The city of Richmond next week will begin offering identification cards to immigrants, regardless of whether they entered the country legally or not.
The move could make the Madison County seat the first city in the country to issue such immigrant IDs—and draw Richmond into the large and sometimes fierce national debate over immigration reform.
In Richmond, City Manager David Evans said the cards will be used for identification purposes only and should help immigrants more easily perform tasks most citizens take for granted, such as cashing a check or properly identifying themselves to authorities.
“I think it would be more of a help than anything else,” he said. “I think it will be an asset for everybody.”
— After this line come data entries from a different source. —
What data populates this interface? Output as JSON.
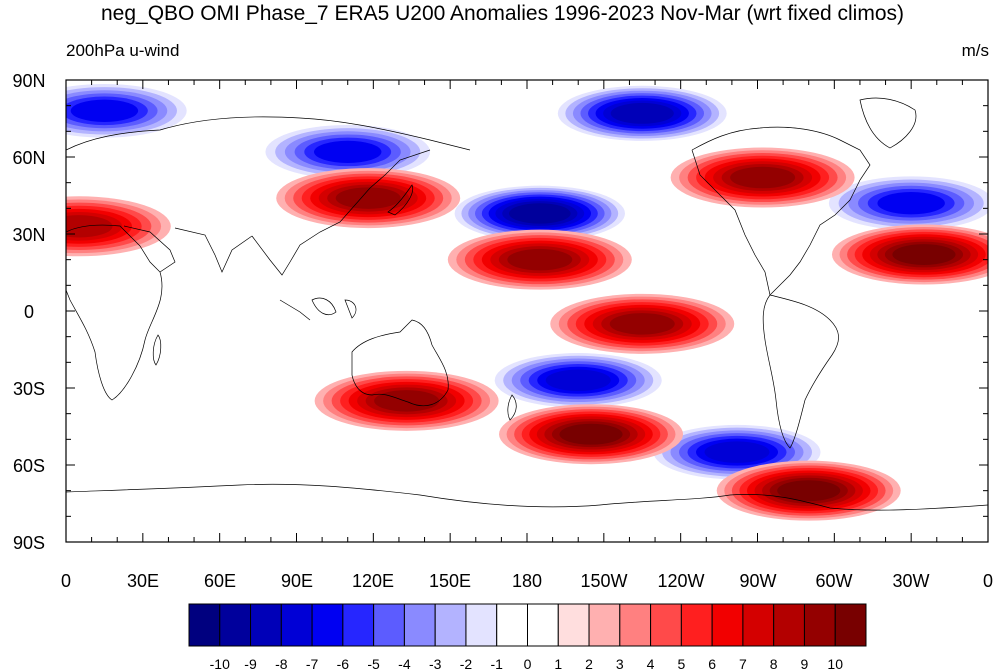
{
  "figure": {
    "title": "neg_QBO OMI Phase_7 ERA5 U200 Anomalies 1996-2023 Nov-Mar (wrt fixed climos)",
    "left_label": "200hPa u-wind",
    "right_label": "m/s"
  },
  "map": {
    "projection": "cylindrical-equidistant",
    "lon_range": [
      0,
      360
    ],
    "lat_range": [
      -90,
      90
    ],
    "y_ticks": [
      "90N",
      "60N",
      "30N",
      "0",
      "30S",
      "60S",
      "90S"
    ],
    "x_ticks": [
      "0",
      "30E",
      "60E",
      "90E",
      "120E",
      "150E",
      "180",
      "150W",
      "120W",
      "90W",
      "60W",
      "30W",
      "0"
    ],
    "coastlines": true,
    "field": "u-wind anomaly (m/s)",
    "anomaly_features": [
      {
        "sign": "negative",
        "lon": 110,
        "lat": 62,
        "value": -7
      },
      {
        "sign": "negative",
        "lon": 15,
        "lat": 78,
        "value": -7
      },
      {
        "sign": "negative",
        "lon": 225,
        "lat": 77,
        "value": -9
      },
      {
        "sign": "negative",
        "lon": 185,
        "lat": 38,
        "value": -10
      },
      {
        "sign": "negative",
        "lon": 330,
        "lat": 42,
        "value": -7
      },
      {
        "sign": "negative",
        "lon": 200,
        "lat": -27,
        "value": -8
      },
      {
        "sign": "negative",
        "lon": 262,
        "lat": -55,
        "value": -8
      },
      {
        "sign": "positive",
        "lon": 118,
        "lat": 44,
        "value": 8
      },
      {
        "sign": "positive",
        "lon": 5,
        "lat": 33,
        "value": 7
      },
      {
        "sign": "positive",
        "lon": 272,
        "lat": 52,
        "value": 8
      },
      {
        "sign": "positive",
        "lon": 185,
        "lat": 20,
        "value": 8
      },
      {
        "sign": "positive",
        "lon": 335,
        "lat": 22,
        "value": 9
      },
      {
        "sign": "positive",
        "lon": 225,
        "lat": -5,
        "value": 8
      },
      {
        "sign": "positive",
        "lon": 133,
        "lat": -35,
        "value": 8
      },
      {
        "sign": "positive",
        "lon": 205,
        "lat": -48,
        "value": 9
      },
      {
        "sign": "positive",
        "lon": 290,
        "lat": -70,
        "value": 9
      }
    ]
  },
  "colorbar": {
    "labels": [
      "-10",
      "-9",
      "-8",
      "-7",
      "-6",
      "-5",
      "-4",
      "-3",
      "-2",
      "-1",
      "0",
      "1",
      "2",
      "3",
      "4",
      "5",
      "6",
      "7",
      "8",
      "9",
      "10"
    ],
    "colors": [
      "#00007f",
      "#00009c",
      "#0000b8",
      "#0000d6",
      "#0000f2",
      "#2626ff",
      "#5c5cff",
      "#8a8aff",
      "#b3b3ff",
      "#e3e3ff",
      "#ffffff",
      "#ffffff",
      "#ffdede",
      "#ffb0b0",
      "#ff8080",
      "#ff4a4a",
      "#ff1f1f",
      "#f20000",
      "#d40000",
      "#b30000",
      "#940000",
      "#780000"
    ]
  }
}
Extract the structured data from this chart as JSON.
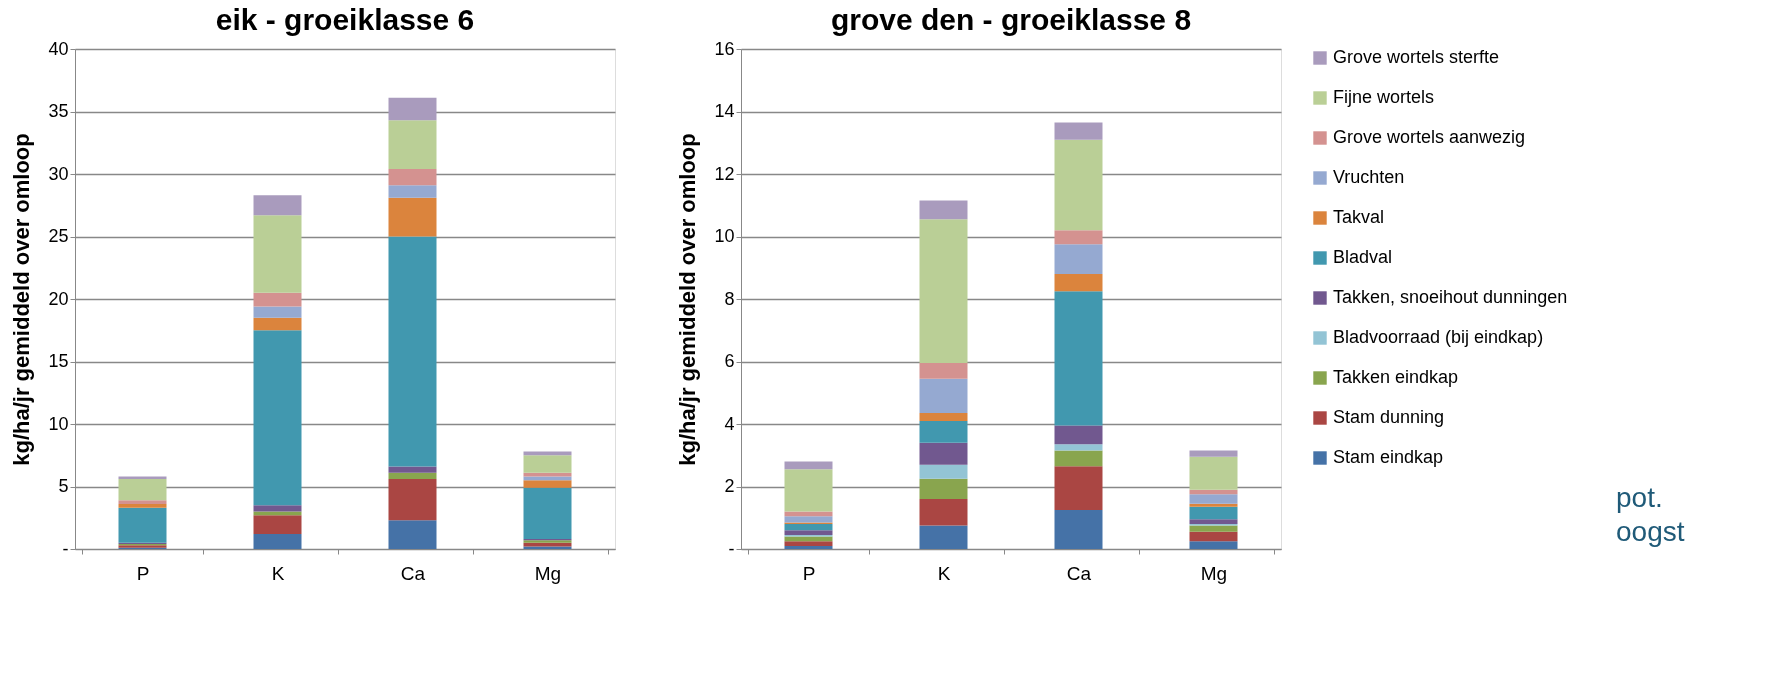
{
  "chart_data": [
    {
      "type": "bar",
      "title": "eik - groeiklasse 6",
      "ylabel": "kg/ha/jr   gemiddeld over omloop",
      "categories": [
        "P",
        "K",
        "Ca",
        "Mg"
      ],
      "stacked": true,
      "ylim": [
        0,
        40
      ],
      "yticks": [
        {
          "value": 0,
          "label": "-"
        },
        5,
        10,
        15,
        20,
        25,
        30,
        35,
        40
      ],
      "grid": "y",
      "series": [
        {
          "color": "#4572a7",
          "values": [
            0.1,
            1.2,
            2.3,
            0.2
          ]
        },
        {
          "color": "#aa4643",
          "values": [
            0.2,
            1.5,
            3.3,
            0.3
          ]
        },
        {
          "color": "#89a54e",
          "values": [
            0.1,
            0.3,
            0.5,
            0.2
          ]
        },
        {
          "color": "#93c4d5",
          "values": [
            0,
            0,
            0,
            0
          ]
        },
        {
          "color": "#71588f",
          "values": [
            0.1,
            0.5,
            0.5,
            0.1
          ]
        },
        {
          "color": "#4198af",
          "values": [
            2.8,
            14.0,
            18.4,
            4.1
          ]
        },
        {
          "color": "#db843d",
          "values": [
            0.3,
            1.0,
            3.1,
            0.6
          ]
        },
        {
          "color": "#95a9d1",
          "values": [
            0,
            0.9,
            1.0,
            0.3
          ]
        },
        {
          "color": "#d49290",
          "values": [
            0.3,
            1.1,
            1.3,
            0.3
          ]
        },
        {
          "color": "#bacf96",
          "values": [
            1.7,
            6.2,
            3.9,
            1.4
          ]
        },
        {
          "color": "#a99bbd",
          "values": [
            0.2,
            1.6,
            1.8,
            0.3
          ]
        }
      ]
    },
    {
      "type": "bar",
      "title": "grove den - groeiklasse 8",
      "ylabel": "kg/ha/jr   gemiddeld over omloop",
      "categories": [
        "P",
        "K",
        "Ca",
        "Mg"
      ],
      "stacked": true,
      "ylim": [
        0,
        16
      ],
      "yticks": [
        {
          "value": 0,
          "label": "-"
        },
        2,
        4,
        6,
        8,
        10,
        12,
        14,
        16
      ],
      "grid": "y",
      "legend": "right",
      "annotations": [
        "pot. oogst"
      ],
      "series": [
        {
          "name": "Stam eindkap",
          "color": "#4572a7",
          "values": [
            0.1,
            0.75,
            1.25,
            0.25
          ]
        },
        {
          "name": "Stam dunning",
          "color": "#aa4643",
          "values": [
            0.15,
            0.85,
            1.4,
            0.3
          ]
        },
        {
          "name": "Takken eindkap",
          "color": "#89a54e",
          "values": [
            0.15,
            0.65,
            0.5,
            0.2
          ]
        },
        {
          "name": "Bladvoorraad (bij eindkap)",
          "color": "#93c4d5",
          "values": [
            0.05,
            0.45,
            0.2,
            0.05
          ]
        },
        {
          "name": "Takken, snoeihout dunningen",
          "color": "#71588f",
          "values": [
            0.15,
            0.7,
            0.6,
            0.15
          ]
        },
        {
          "name": "Bladval",
          "color": "#4198af",
          "values": [
            0.2,
            0.7,
            4.3,
            0.4
          ]
        },
        {
          "name": "Takval",
          "color": "#db843d",
          "values": [
            0.05,
            0.25,
            0.55,
            0.1
          ]
        },
        {
          "name": "Vruchten",
          "color": "#95a9d1",
          "values": [
            0.2,
            1.1,
            0.95,
            0.3
          ]
        },
        {
          "name": "Grove wortels aanwezig",
          "color": "#d49290",
          "values": [
            0.15,
            0.5,
            0.45,
            0.15
          ]
        },
        {
          "name": "Fijne wortels",
          "color": "#bacf96",
          "values": [
            1.35,
            4.6,
            2.9,
            1.05
          ]
        },
        {
          "name": "Grove wortels sterfte",
          "color": "#a99bbd",
          "values": [
            0.25,
            0.6,
            0.55,
            0.2
          ]
        }
      ]
    }
  ]
}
People interested in a card will be required to present two forms of identification such as a birth certificate or picture ID from their native country along with proof of residence in Richmond or Madison County, such as a lease or utility bills with their home address. A $10 fee will be charged.
The cards will not adjust a person’s immigration status or help them obtain a driver’s license, Evans said.
The decision to issue the cards was not voted on by the Richmond City Council, Evans said. The city already owns a picture ID machine, so it is not an ordeal to make the cards.
“It’s just something we can do as a public service. It’s a service we can offer,” he said.
The main force behind persuading Richmond officials to offer the cards is Sandra Anez Powell, migrant outreach coordinator with the Kentucky River Foothills Development Council in Richmond. Figures from the 2000 Census indicate 328 Hispanics live in Madison County; the real number is probably much higher.
Earlier this month, the mayor of New Haven, Conn., said he wanted to give immigrants a form of ID so they could access social services, open bank accounts or prove their identity.
But after radio talk shows and editorial writers pounced on the issue, Mayor John DeStefano Jr., also a Democratic candidate for governor, told the New York Times that his office was trying to determine “whether we could legally do it.”